What stands between you and believing that God takes a “special pity” on you? Pray for the courage to believe that God did not merely create you, but made you with a unique care and gaze that names you as the beloved.

March 23 — Rocks Cry Out

Today’s Bible reading:

When he came near the place where the road goes down the Mount of Olives, the whole crowd of disciples began joyfully to praise God in loud voices for all the miracles they had seen: “Blessed is the king who comes in the name of the Lord! Peace in heaven and glory in the highest!”

Some of the Pharisees in the crowd said to Jesus, “Teacher, rebuke your disciples!”

“I tell you,” he replied, “if they keep quiet, the stones will cry out.” (Luke 19:37-40)
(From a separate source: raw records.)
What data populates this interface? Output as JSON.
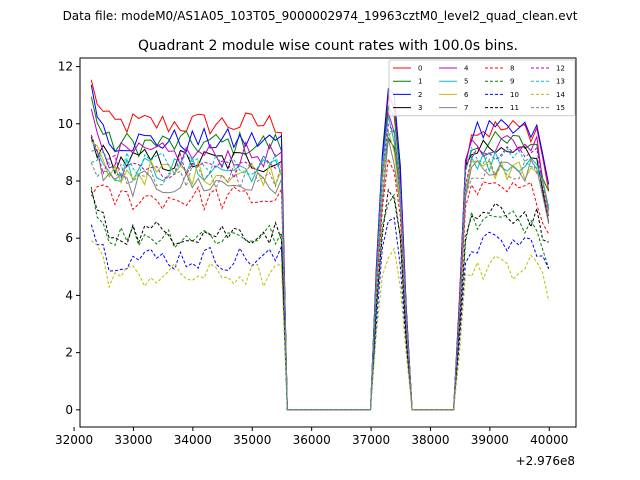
{
  "header": {
    "data_file": "Data file: modeM0/AS1A05_103T05_9000002974_19963cztM0_level2_quad_clean.evt"
  },
  "chart_data": {
    "type": "line",
    "title": "Quadrant 2 module wise count rates with 100.0s bins.",
    "xlabel": "",
    "ylabel": "",
    "x_offset_label": "+2.976e8",
    "xlim": [
      32100,
      40450
    ],
    "ylim": [
      -0.6,
      12.3
    ],
    "x_ticks": [
      32000,
      33000,
      34000,
      35000,
      36000,
      37000,
      38000,
      39000,
      40000
    ],
    "y_ticks": [
      0,
      2,
      4,
      6,
      8,
      10,
      12
    ],
    "x_tick_labels": [
      "32000",
      "33000",
      "34000",
      "35000",
      "36000",
      "37000",
      "38000",
      "39000",
      "40000"
    ],
    "y_tick_labels": [
      "0",
      "2",
      "4",
      "6",
      "8",
      "10",
      "12"
    ],
    "legend": {
      "placement": "top-right",
      "columns": 4
    },
    "segments": [
      {
        "start": 32290,
        "end": 35510
      },
      {
        "start": 37040,
        "end": 37620
      },
      {
        "start": 38410,
        "end": 40060
      }
    ],
    "gaps": [
      {
        "start": 35510,
        "end": 37040
      },
      {
        "start": 37620,
        "end": 38410
      }
    ],
    "bin_width_s": 100,
    "series": [
      {
        "name": "0",
        "color": "#ff0000",
        "style": "solid",
        "level": 10.0,
        "start": 11.4,
        "peak": 11.0,
        "post": 9.8,
        "end": 6.8
      },
      {
        "name": "1",
        "color": "#008000",
        "style": "solid",
        "level": 9.3,
        "start": 10.8,
        "peak": 10.6,
        "post": 9.3,
        "end": 6.5
      },
      {
        "name": "2",
        "color": "#0000ff",
        "style": "solid",
        "level": 9.4,
        "start": 11.5,
        "peak": 11.0,
        "post": 9.7,
        "end": 7.0
      },
      {
        "name": "3",
        "color": "#000000",
        "style": "solid",
        "level": 8.7,
        "start": 9.5,
        "peak": 9.8,
        "post": 9.0,
        "end": 6.0
      },
      {
        "name": "4",
        "color": "#bf00bf",
        "style": "solid",
        "level": 8.9,
        "start": 10.2,
        "peak": 10.4,
        "post": 9.3,
        "end": 6.4
      },
      {
        "name": "5",
        "color": "#00bfbf",
        "style": "solid",
        "level": 8.4,
        "start": 9.6,
        "peak": 10.0,
        "post": 8.6,
        "end": 6.2
      },
      {
        "name": "6",
        "color": "#bfbf00",
        "style": "solid",
        "level": 8.3,
        "start": 9.2,
        "peak": 9.5,
        "post": 8.4,
        "end": 6.0
      },
      {
        "name": "7",
        "color": "#808080",
        "style": "solid",
        "level": 7.9,
        "start": 9.3,
        "peak": 9.2,
        "post": 8.3,
        "end": 5.8
      },
      {
        "name": "8",
        "color": "#ff0000",
        "style": "dashed",
        "level": 7.4,
        "start": 7.8,
        "peak": 8.7,
        "post": 7.6,
        "end": 5.6
      },
      {
        "name": "9",
        "color": "#008000",
        "style": "dashed",
        "level": 6.1,
        "start": 7.8,
        "peak": 7.6,
        "post": 6.6,
        "end": 4.8
      },
      {
        "name": "10",
        "color": "#0000ff",
        "style": "dashed",
        "level": 5.3,
        "start": 6.5,
        "peak": 6.8,
        "post": 5.8,
        "end": 4.2
      },
      {
        "name": "11",
        "color": "#000000",
        "style": "dashed",
        "level": 6.2,
        "start": 7.6,
        "peak": 7.8,
        "post": 6.8,
        "end": 4.9
      },
      {
        "name": "12",
        "color": "#bf00bf",
        "style": "dashed",
        "level": 8.5,
        "start": 9.2,
        "peak": 10.1,
        "post": 8.9,
        "end": 6.2
      },
      {
        "name": "13",
        "color": "#00bfbf",
        "style": "dashed",
        "level": 8.6,
        "start": 9.0,
        "peak": 9.9,
        "post": 8.8,
        "end": 6.2
      },
      {
        "name": "14",
        "color": "#bfbf00",
        "style": "dashed",
        "level": 4.7,
        "start": 6.1,
        "peak": 5.8,
        "post": 5.0,
        "end": 3.6
      },
      {
        "name": "15",
        "color": "#808080",
        "style": "dashed",
        "level": 8.2,
        "start": 8.8,
        "peak": 9.6,
        "post": 8.5,
        "end": 6.0
      }
    ]
  }
}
More thoughts for meditation:

God will be praised, and creation is an expression of that praise. Creation reflects and points to the beauty and power and redeeming love of the Creator, Jesus. Did you ever look up into the night sky when you were far from city lights and catch your breath at the myriad of stars? Did you ever get to sit on the edge of the Grand Canyon and get lost in the glory of it’s expanse? It is truly mind-blowing to consider the growing vastness of the universe just in reflection to the “little” parts we can see. The rocks are literally crying out already with their vibrations, all throughout the expanding universe.  And the universe is expanding at a rate that makes it impossible to conceptualize and study, though many scientists picture it shaped like a trumpet below. Creation is crying out that Jesus is truly wonderful. We cannot even wrap our minds around God’s glory. 

Suggestions for action:

Take a few minutes right now to join the rocks in worship with the song So Will I. You’ll be affirming Jesus’ Lordship in the earth. Part of how God is making things right in the earth is by giving us a glimpse of his glory and a chance to respond personally and corporately. A chance to experience our connection to the Creator and his love.  It is love that elicits us to love. And we’re able to be even more expressive and demonstrative than the rocks! John’s prophecy reveals that every creature in heaven and on earth and under the earth and in the sea will someday be crying out “To him who sits on the throne and to the Lamb be praise and honor and glory and power, for ever and ever!” (Rev 5:13) As you listen now let’s pray, Come Lord Jesus. Based on your beauty in the heavens and on earth, come to us now in all that we face. Show us your creative and restoring love in our lives right now. We are your creation.